Submitted on May 30, 2023 - 9:45am
Portrait of Sangram Majumdar 
Sangram Majumdar in his studio (2023). Photo by Leo Carmona

Assistant Professor of Painting + Drawing, Sangram Majumdar, is one of the twenty Gottlieb Foundation's 2023 Individual Support Grant Recipients.

The Adolph and Esther Gottlieb Foundation has been awarding grants to mature, creative visual artists since 1976. These awards are intended to recognize the talents of many individuals around the world who have dedicated long careers to making art and hopes to alleviate some of the financial burdens on those artists so they can devote more of their time and energies to their creative endeavors.

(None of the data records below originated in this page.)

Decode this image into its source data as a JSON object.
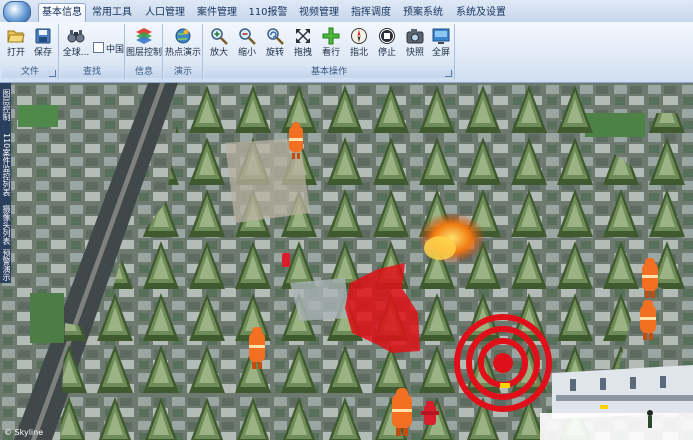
{
  "tabs": [
    "基本信息",
    "常用工具",
    "人口管理",
    "案件管理",
    "110报警",
    "视频管理",
    "指挥调度",
    "预案系统",
    "系统及设置"
  ],
  "active_tab": "基本信息",
  "ribbon": {
    "groups": {
      "file": {
        "label": "文件",
        "buttons": [
          {
            "label": "打开",
            "icon": "folder-open-icon"
          },
          {
            "label": "保存",
            "icon": "save-icon"
          }
        ]
      },
      "query": {
        "label": "查找",
        "buttons": [
          {
            "label": "全球...",
            "icon": "binoculars-icon"
          }
        ],
        "checkbox": {
          "label": "中国",
          "checked": false
        }
      },
      "info": {
        "label": "信息",
        "buttons": [
          {
            "label": "图层控制",
            "icon": "layers-icon"
          }
        ]
      },
      "demo": {
        "label": "演示",
        "buttons": [
          {
            "label": "热点演示",
            "icon": "globe-hotspot-icon"
          }
        ]
      },
      "basic_ops": {
        "label": "基本操作",
        "buttons": [
          {
            "label": "放大",
            "icon": "zoom-in-icon"
          },
          {
            "label": "缩小",
            "icon": "zoom-out-icon"
          },
          {
            "label": "旋转",
            "icon": "rotate-icon"
          },
          {
            "label": "拖拽",
            "icon": "drag-icon"
          },
          {
            "label": "看行",
            "icon": "walk-icon"
          },
          {
            "label": "指北",
            "icon": "compass-icon"
          },
          {
            "label": "停止",
            "icon": "stop-icon"
          },
          {
            "label": "快照",
            "icon": "camera-icon"
          },
          {
            "label": "全屏",
            "icon": "fullscreen-icon"
          }
        ]
      }
    }
  },
  "side_panel_tabs": [
    "图层控制",
    "110案件监控列表",
    "摄像头列表",
    "预警演示"
  ],
  "map": {
    "watermark": "© Skyline",
    "alert_color": "#e0101a"
  }
}
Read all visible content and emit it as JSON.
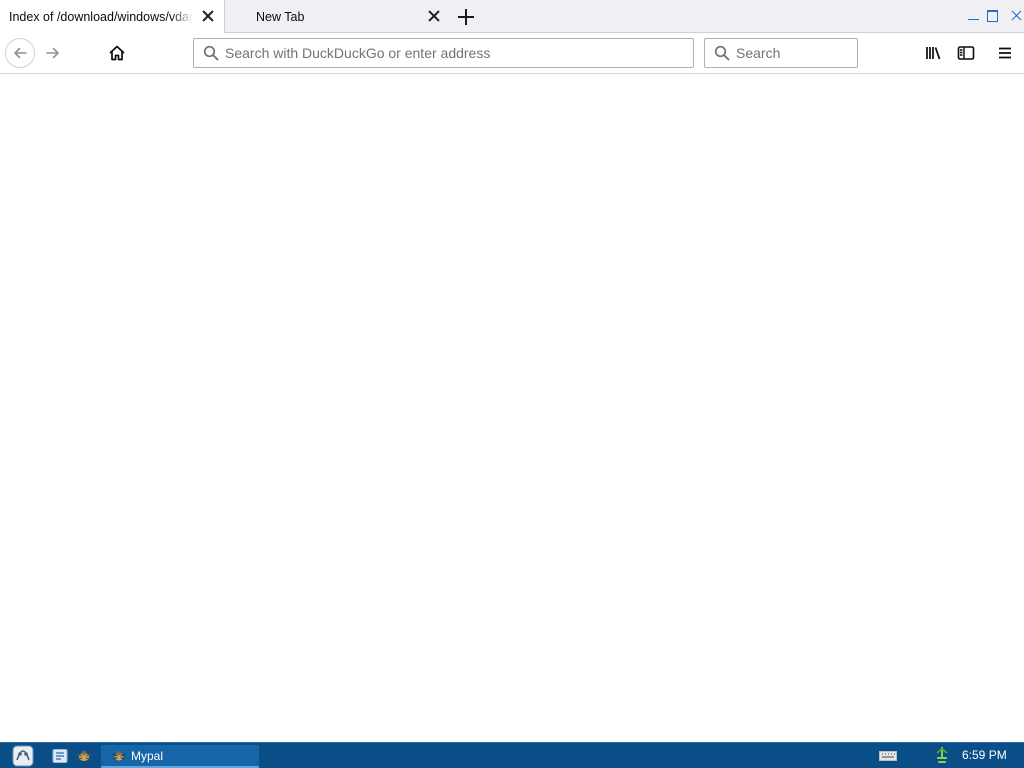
{
  "tabs": [
    {
      "label": "Index of /download/windows/vdag",
      "active": true
    },
    {
      "label": "New Tab",
      "active": false
    }
  ],
  "urlbar": {
    "placeholder": "Search with DuckDuckGo or enter address",
    "value": ""
  },
  "searchbar": {
    "placeholder": "Search",
    "value": ""
  },
  "toolbar_icons": [
    "back-arrow-icon",
    "forward-arrow-icon",
    "home-icon",
    "library-icon",
    "sidebars-icon",
    "menu-icon"
  ],
  "taskbar": {
    "task_label": "Mypal",
    "clock": "6:59 PM"
  },
  "colors": {
    "taskbar_bg": "#0a4e88",
    "task_active": "#1565a8",
    "window_control": "#1d6fc7"
  }
}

Each one of the 20 artists whose names and work appear below was awarded a cash grant. These individuals were selected from a group of 985 applications from 47 countries by a panel of five advisors who are themselves art professionals and who have no affiliation with the Gottlieb Foundation.

Sangram Majumdar was born in Kolkata, India. He holds a BFA from RISD and an MFA from Indiana University. His work has been featured in solo and group exhibitions in New York, Los Angeles, and London and has been reviewed in Artforum, The Brooklyn Rail, and Hyperallergic, among others. He has received numerous grants, awards, and residencies and, in 2019, was inducted into the National Academy of Design. Since 2021, he has been an Assistant Professor at the University of Washington in Seattle. From 2003 to 2021, he was a full-time painting faculty at the Maryland Institute College of Art. In January 2024 he will have his first solo exhibition in India at Galerie Mirchandani + Steinruecke in Mumbai.

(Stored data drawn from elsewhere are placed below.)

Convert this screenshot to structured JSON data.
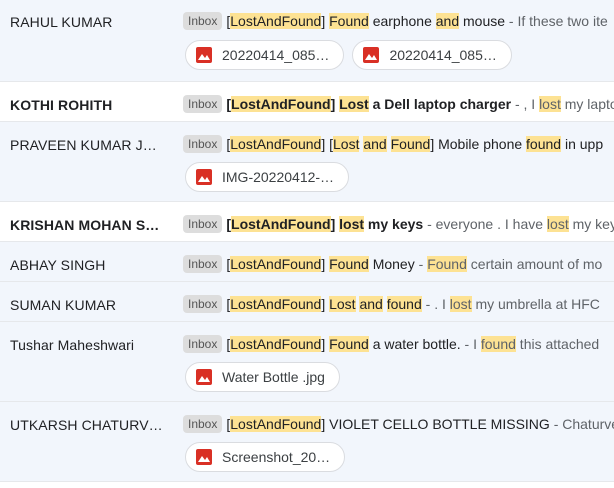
{
  "emails": [
    {
      "sender": "RAHUL KUMAR",
      "unread": false,
      "label": "Inbox",
      "subject_parts": [
        {
          "t": "[",
          "h": false
        },
        {
          "t": "LostAndFound",
          "h": true
        },
        {
          "t": "] ",
          "h": false
        },
        {
          "t": "Found",
          "h": true
        },
        {
          "t": " earphone ",
          "h": false
        },
        {
          "t": "and",
          "h": true
        },
        {
          "t": " mouse",
          "h": false
        }
      ],
      "snippet_parts": [
        {
          "t": " - If these two ite",
          "h": false
        }
      ],
      "attachments": [
        "20220414_085…",
        "20220414_085…"
      ]
    },
    {
      "sender": "KOTHI ROHITH",
      "unread": true,
      "label": "Inbox",
      "subject_parts": [
        {
          "t": "[",
          "h": false
        },
        {
          "t": "LostAndFound",
          "h": true
        },
        {
          "t": "] ",
          "h": false
        },
        {
          "t": "Lost",
          "h": true
        },
        {
          "t": " a Dell laptop charger",
          "h": false
        }
      ],
      "snippet_parts": [
        {
          "t": " - , I ",
          "h": false
        },
        {
          "t": "lost",
          "h": true
        },
        {
          "t": " my laptop",
          "h": false
        }
      ],
      "attachments": []
    },
    {
      "sender": "PRAVEEN KUMAR J…",
      "unread": false,
      "label": "Inbox",
      "subject_parts": [
        {
          "t": "[",
          "h": false
        },
        {
          "t": "LostAndFound",
          "h": true
        },
        {
          "t": "] [",
          "h": false
        },
        {
          "t": "Lost",
          "h": true
        },
        {
          "t": " ",
          "h": false
        },
        {
          "t": "and",
          "h": true
        },
        {
          "t": " ",
          "h": false
        },
        {
          "t": "Found",
          "h": true
        },
        {
          "t": "] Mobile phone ",
          "h": false
        },
        {
          "t": "found",
          "h": true
        },
        {
          "t": " in upp",
          "h": false
        }
      ],
      "snippet_parts": [],
      "attachments": [
        "IMG-20220412-…"
      ]
    },
    {
      "sender": "KRISHAN MOHAN S…",
      "unread": true,
      "label": "Inbox",
      "subject_parts": [
        {
          "t": "[",
          "h": false
        },
        {
          "t": "LostAndFound",
          "h": true
        },
        {
          "t": "] ",
          "h": false
        },
        {
          "t": "lost",
          "h": true
        },
        {
          "t": " my keys",
          "h": false
        }
      ],
      "snippet_parts": [
        {
          "t": " - everyone . I have ",
          "h": false
        },
        {
          "t": "lost",
          "h": true
        },
        {
          "t": " my keys",
          "h": false
        }
      ],
      "attachments": []
    },
    {
      "sender": "ABHAY SINGH",
      "unread": false,
      "label": "Inbox",
      "subject_parts": [
        {
          "t": "[",
          "h": false
        },
        {
          "t": "LostAndFound",
          "h": true
        },
        {
          "t": "] ",
          "h": false
        },
        {
          "t": "Found",
          "h": true
        },
        {
          "t": " Money",
          "h": false
        }
      ],
      "snippet_parts": [
        {
          "t": " - ",
          "h": false
        },
        {
          "t": "Found",
          "h": true
        },
        {
          "t": " certain amount of mo",
          "h": false
        }
      ],
      "attachments": []
    },
    {
      "sender": "SUMAN KUMAR",
      "unread": false,
      "label": "Inbox",
      "subject_parts": [
        {
          "t": "[",
          "h": false
        },
        {
          "t": "LostAndFound",
          "h": true
        },
        {
          "t": "] ",
          "h": false
        },
        {
          "t": "Lost",
          "h": true
        },
        {
          "t": " ",
          "h": false
        },
        {
          "t": "and",
          "h": true
        },
        {
          "t": " ",
          "h": false
        },
        {
          "t": "found",
          "h": true
        }
      ],
      "snippet_parts": [
        {
          "t": " - . I ",
          "h": false
        },
        {
          "t": "lost",
          "h": true
        },
        {
          "t": " my umbrella at HFC",
          "h": false
        }
      ],
      "attachments": []
    },
    {
      "sender": "Tushar Maheshwari",
      "unread": false,
      "label": "Inbox",
      "subject_parts": [
        {
          "t": "[",
          "h": false
        },
        {
          "t": "LostAndFound",
          "h": true
        },
        {
          "t": "] ",
          "h": false
        },
        {
          "t": "Found",
          "h": true
        },
        {
          "t": " a water bottle.",
          "h": false
        }
      ],
      "snippet_parts": [
        {
          "t": " - I ",
          "h": false
        },
        {
          "t": "found",
          "h": true
        },
        {
          "t": " this attached",
          "h": false
        }
      ],
      "attachments": [
        "Water Bottle .jpg"
      ]
    },
    {
      "sender": "UTKARSH CHATURV…",
      "unread": false,
      "label": "Inbox",
      "subject_parts": [
        {
          "t": "[",
          "h": false
        },
        {
          "t": "LostAndFound",
          "h": true
        },
        {
          "t": "] VIOLET CELLO BOTTLE MISSING",
          "h": false
        }
      ],
      "snippet_parts": [
        {
          "t": " - Chaturved",
          "h": false
        }
      ],
      "attachments": [
        "Screenshot_20…"
      ]
    }
  ],
  "colors": {
    "highlight": "#fde293",
    "read_row_bg": "#f2f6fc",
    "unread_row_bg": "#ffffff",
    "attachment_icon": "#d93025"
  },
  "icons": {
    "attachment": "image-icon"
  }
}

“Over the last twenty years, I have been making paintings that inhabit and personify a place between ‘what was’ and ‘what’s next’. The imagery has shifted from observed quotidian subjects to staged interiors to bodies in motion. I work on the paintings until they begin to feel like places embedded with time, where the old and the new coexist. More recently, the figure has taken on a more urgent role in my work, shapeshifting between appearing or assembling as a person, a character, a body, or a symbol. I adopt abstraction as a strategy to reinforce a permanent state of ambiguity resulting from obscurity, indistinctness, or imagery. I am pulling from my personal biography, my immediate surroundings, and a broader Indian heritage of art and storytelling. Painting becomes a zone where subjectivity matters and where identity is constantly being remade.”